La gauche devrait ainsi renoncer à expliquer le monde, à mener la lutte pour l’hégémonie culturelle, cesser de proposer une voie solidaire, renoncer à dire la vérité sur les inéluctables migrations dans notre village mondial déchiré. Elle devrait s’aligner sur les pulsions égoïstes et se prosterner devant les phobies. Vous avez peur de 20 000 roms miséreux ? Vous avez donc raison, faites donc, nous nous soumettons. Il y a du mao prosterné devant l’ »ouvrier » dans cette gauche là. Les maos se croyaient eux aussi populaires, ils étaient au peuple ce que Guignol est au théâtre de Racine.

Le politiste Bouvet gagnerait à sortir de son bureau, à quitter ses pourcentages, et à pratiquer un peu d’ethnologie participative, peut-être cela réveillerait-il un peu de solidarité en lui (qui lui permettrait de ne pas la contingenter aux français de souche, qui d’ailleurs n’existent pas comme on le sait). Il gagnerait à ranimer en lui le souvenir de copains de classes qui sans doute s’appelaient Fouad ou Yasmina, et qui dans la pensée de cette prétendue gauche n’apparaissent que comme des ombres « inquiétantes », jamais comme des sujets ou des êtres de chair.

A Lampeduza, Bouvet et les siens auraient, si l’on se fie à ce qu’ils disent et écrivent, ricané devant les larmes des habitants de l’Ile, candides petits bourgeois éplorés. Et j’avoue pour ma part être circonspect et inquiet devant un tel appauvrissement émotionnel au sein des milieux militants de gauche,.

Mais le plus grave est que ces positions intellectuelles ne concernent pas que l’intellectuel essayant de retomber sur ses pattes de promu culturel et social. Ces analyses fournissent une légitimité à l’envahissement des pensées égoïstes et violentes chez des militants. Des propos inouïs sont désormais possibles, inimaginables il y a peu. Droite et gauche « populaires » sont toutes deux « décomplexées ». On peut désormais penser et dire des horreurs, car c’est non seulement labellisé de gauche, mais en plus auréolé de prestige intellectuel.

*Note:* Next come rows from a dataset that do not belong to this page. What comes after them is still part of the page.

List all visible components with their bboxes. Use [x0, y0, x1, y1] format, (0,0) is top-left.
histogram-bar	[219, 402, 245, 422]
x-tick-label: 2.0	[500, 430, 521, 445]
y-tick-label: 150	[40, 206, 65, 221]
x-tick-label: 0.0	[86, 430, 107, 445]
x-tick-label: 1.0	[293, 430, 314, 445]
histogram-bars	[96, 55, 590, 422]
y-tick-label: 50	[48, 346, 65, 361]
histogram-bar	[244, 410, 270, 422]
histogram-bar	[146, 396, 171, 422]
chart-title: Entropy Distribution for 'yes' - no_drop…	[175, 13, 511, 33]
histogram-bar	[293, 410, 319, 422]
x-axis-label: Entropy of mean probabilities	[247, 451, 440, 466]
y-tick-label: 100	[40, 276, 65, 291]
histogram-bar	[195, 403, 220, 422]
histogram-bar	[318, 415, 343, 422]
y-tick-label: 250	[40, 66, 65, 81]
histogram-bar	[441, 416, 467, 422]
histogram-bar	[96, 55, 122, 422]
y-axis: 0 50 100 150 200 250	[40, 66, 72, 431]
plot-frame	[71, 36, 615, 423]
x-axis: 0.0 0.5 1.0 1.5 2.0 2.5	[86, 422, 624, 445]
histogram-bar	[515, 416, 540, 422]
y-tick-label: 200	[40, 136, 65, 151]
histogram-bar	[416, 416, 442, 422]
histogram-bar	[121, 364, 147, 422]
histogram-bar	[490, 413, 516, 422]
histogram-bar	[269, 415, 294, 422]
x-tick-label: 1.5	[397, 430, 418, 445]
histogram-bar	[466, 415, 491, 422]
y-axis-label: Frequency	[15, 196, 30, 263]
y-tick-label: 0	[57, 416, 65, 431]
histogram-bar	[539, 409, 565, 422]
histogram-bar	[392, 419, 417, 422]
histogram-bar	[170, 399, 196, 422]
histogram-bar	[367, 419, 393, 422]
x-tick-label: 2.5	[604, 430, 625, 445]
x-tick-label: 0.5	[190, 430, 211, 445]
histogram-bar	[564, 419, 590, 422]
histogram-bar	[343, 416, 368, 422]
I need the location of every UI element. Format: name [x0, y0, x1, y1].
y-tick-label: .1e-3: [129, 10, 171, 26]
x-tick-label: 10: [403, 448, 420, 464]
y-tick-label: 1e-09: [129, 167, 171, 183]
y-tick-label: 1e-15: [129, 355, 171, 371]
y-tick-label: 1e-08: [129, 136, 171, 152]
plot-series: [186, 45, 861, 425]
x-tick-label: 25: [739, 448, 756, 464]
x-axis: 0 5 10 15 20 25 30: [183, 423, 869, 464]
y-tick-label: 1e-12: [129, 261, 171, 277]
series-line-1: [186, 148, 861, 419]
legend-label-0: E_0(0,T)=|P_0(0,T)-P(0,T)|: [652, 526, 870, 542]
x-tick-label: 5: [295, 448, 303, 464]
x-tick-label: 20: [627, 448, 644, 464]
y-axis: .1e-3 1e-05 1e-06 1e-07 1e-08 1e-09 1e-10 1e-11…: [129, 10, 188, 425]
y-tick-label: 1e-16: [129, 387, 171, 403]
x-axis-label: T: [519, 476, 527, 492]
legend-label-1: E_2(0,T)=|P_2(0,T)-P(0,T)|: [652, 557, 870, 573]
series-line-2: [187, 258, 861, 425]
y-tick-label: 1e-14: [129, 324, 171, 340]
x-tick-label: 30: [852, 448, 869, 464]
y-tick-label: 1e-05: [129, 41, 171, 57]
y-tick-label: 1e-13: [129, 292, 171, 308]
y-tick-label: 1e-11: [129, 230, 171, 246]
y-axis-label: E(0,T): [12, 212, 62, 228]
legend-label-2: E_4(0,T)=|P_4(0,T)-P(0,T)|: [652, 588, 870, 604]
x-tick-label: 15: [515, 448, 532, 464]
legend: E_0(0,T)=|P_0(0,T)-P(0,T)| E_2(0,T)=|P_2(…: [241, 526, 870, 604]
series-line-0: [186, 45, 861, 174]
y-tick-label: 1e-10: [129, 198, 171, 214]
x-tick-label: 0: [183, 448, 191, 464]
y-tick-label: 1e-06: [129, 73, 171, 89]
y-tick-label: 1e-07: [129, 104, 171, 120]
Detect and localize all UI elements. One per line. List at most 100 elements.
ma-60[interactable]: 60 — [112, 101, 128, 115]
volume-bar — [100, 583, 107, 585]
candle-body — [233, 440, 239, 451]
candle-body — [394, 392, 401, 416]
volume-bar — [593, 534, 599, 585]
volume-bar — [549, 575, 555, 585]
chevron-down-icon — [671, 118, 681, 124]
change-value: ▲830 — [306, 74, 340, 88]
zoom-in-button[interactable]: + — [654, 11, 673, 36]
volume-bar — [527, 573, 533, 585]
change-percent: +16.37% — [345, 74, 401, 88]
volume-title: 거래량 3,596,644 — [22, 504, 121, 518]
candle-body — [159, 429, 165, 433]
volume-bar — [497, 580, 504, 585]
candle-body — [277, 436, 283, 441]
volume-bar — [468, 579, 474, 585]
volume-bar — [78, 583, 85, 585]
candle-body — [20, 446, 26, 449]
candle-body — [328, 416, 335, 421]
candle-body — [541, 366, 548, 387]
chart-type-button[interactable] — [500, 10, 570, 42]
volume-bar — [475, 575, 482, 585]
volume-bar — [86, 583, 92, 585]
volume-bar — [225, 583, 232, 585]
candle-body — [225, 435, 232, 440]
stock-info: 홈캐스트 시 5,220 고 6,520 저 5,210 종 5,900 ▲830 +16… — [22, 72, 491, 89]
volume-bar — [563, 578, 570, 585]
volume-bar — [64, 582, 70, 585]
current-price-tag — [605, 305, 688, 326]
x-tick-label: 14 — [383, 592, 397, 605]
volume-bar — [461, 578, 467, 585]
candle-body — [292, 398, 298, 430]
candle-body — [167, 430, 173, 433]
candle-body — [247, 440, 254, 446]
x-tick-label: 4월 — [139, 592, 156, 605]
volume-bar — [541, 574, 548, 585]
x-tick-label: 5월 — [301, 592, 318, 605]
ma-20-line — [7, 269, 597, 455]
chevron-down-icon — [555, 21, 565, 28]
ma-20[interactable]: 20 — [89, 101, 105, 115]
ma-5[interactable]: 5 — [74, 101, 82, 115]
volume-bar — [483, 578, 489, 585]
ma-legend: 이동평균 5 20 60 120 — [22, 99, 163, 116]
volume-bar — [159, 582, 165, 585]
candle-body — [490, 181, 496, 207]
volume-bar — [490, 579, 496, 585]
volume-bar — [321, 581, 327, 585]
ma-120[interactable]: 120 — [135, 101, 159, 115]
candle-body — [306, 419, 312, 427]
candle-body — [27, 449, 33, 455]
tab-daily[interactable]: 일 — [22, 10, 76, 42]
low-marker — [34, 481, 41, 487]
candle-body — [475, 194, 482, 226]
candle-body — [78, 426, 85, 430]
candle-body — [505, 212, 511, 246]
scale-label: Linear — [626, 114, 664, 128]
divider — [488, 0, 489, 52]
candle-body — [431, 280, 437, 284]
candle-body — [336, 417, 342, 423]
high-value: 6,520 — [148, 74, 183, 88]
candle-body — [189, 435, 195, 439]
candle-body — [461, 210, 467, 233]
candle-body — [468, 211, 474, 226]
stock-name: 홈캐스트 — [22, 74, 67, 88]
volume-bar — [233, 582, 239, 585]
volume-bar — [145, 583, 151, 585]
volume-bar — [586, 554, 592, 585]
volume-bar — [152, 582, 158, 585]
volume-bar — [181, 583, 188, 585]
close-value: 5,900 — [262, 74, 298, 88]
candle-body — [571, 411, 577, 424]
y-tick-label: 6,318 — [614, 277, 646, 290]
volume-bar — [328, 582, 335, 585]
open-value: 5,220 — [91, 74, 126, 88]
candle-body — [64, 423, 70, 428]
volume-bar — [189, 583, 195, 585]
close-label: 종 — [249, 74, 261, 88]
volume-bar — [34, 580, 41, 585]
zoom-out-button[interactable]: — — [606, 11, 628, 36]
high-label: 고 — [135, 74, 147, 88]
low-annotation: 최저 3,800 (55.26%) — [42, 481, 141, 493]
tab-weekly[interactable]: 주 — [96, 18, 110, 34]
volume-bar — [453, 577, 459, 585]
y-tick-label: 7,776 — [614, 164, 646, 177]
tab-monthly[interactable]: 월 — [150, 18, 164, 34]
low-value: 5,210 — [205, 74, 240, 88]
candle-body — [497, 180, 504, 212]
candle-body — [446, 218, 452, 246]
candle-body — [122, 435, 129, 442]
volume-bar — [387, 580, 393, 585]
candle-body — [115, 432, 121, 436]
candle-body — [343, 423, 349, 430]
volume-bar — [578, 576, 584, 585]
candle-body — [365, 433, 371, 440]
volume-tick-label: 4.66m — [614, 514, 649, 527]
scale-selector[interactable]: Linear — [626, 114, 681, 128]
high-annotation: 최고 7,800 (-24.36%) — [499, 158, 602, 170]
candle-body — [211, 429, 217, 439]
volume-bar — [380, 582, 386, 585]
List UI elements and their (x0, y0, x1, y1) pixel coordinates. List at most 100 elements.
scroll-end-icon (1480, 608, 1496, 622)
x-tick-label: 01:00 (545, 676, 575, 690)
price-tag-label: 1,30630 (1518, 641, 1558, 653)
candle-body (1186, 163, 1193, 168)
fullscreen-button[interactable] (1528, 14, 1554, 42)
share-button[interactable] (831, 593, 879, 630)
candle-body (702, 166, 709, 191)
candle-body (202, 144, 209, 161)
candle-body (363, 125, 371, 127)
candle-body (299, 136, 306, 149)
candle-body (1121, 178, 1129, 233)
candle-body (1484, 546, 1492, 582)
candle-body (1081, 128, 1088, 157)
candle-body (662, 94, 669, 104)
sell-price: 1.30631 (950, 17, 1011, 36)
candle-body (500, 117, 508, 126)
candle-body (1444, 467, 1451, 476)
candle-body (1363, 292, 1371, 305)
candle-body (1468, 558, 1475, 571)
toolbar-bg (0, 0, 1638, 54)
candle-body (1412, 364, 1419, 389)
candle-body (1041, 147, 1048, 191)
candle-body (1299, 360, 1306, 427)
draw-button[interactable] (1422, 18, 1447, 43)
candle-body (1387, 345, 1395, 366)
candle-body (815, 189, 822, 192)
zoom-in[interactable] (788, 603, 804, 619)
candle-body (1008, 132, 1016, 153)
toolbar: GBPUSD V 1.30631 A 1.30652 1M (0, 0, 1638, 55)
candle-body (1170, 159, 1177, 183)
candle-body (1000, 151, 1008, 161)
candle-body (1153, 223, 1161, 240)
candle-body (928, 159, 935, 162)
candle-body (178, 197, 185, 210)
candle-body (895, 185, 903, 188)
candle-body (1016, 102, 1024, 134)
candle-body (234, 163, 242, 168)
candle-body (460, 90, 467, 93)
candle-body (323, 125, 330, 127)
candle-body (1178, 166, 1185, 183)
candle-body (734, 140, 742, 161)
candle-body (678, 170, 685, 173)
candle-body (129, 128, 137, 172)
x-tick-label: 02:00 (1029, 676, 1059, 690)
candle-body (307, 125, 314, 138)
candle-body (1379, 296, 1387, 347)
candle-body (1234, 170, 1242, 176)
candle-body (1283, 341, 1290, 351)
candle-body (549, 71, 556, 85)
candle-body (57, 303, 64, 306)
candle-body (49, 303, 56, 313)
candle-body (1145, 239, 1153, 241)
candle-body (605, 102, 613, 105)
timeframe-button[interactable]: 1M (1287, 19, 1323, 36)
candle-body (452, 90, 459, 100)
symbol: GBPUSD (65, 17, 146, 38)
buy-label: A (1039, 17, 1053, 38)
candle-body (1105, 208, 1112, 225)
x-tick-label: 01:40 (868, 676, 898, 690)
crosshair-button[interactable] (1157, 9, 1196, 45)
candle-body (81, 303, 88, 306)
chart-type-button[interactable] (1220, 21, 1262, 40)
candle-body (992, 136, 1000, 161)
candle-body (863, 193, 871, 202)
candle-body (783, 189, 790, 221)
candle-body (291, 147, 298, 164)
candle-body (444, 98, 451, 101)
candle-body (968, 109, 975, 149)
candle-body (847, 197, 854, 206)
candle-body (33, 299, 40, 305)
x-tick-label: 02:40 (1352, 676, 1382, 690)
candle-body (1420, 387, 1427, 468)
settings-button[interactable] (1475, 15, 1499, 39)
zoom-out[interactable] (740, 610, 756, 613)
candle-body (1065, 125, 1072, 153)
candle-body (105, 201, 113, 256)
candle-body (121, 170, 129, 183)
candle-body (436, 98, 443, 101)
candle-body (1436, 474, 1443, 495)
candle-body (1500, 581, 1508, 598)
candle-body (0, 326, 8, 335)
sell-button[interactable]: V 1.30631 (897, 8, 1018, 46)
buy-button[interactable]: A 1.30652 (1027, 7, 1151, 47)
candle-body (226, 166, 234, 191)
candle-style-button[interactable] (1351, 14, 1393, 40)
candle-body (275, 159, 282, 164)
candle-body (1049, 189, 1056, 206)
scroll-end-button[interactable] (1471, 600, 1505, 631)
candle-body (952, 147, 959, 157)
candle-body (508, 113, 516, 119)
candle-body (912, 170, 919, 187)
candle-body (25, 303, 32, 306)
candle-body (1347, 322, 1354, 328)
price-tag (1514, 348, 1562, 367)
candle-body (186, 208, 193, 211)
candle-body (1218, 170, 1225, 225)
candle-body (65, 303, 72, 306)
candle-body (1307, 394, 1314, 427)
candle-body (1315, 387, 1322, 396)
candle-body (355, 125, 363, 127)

Donner une forme élégante et nimbée de concepts à ce qui finalement n’est que de la violence primitive, c’est la prouesse des intellectuels « populaires » à la Laurent Bouvet. Durkheim à l’apéro, murgé au Pastis, qui dérape gravement.

Ils ne sont ni nationaux, ni socialistes

La gauche dite populaire se croit nationale, se croit socialiste. Elle n’est ni l’une ni l’autre.

Quand elle cristallise, par son discours, cette idée de l’étranger ennemi du peuple, elle remplit la fonction d’idiote utile des marchés financiers. Les marchés sont tranquilles avec cette gauche là, ils resteront anonymes et incompréhensibles au peuple. Laurent Bouvet et les siens disent au peuple : tu as raison de te préoccuper d’un immigré qui franchit la frontière, plutôt que d’expliquer que le vrai franchissement des frontières qui nous opprime : c’est celui de l’argent libre et de la marchandise dérégulée. La gauche et la droite populaires n’ont donc rien de nationales. La nation c’est la souveraineté. Celle-ci est menacée par la finance, et certainement pas par des déboutés du droit d’asile et des roms.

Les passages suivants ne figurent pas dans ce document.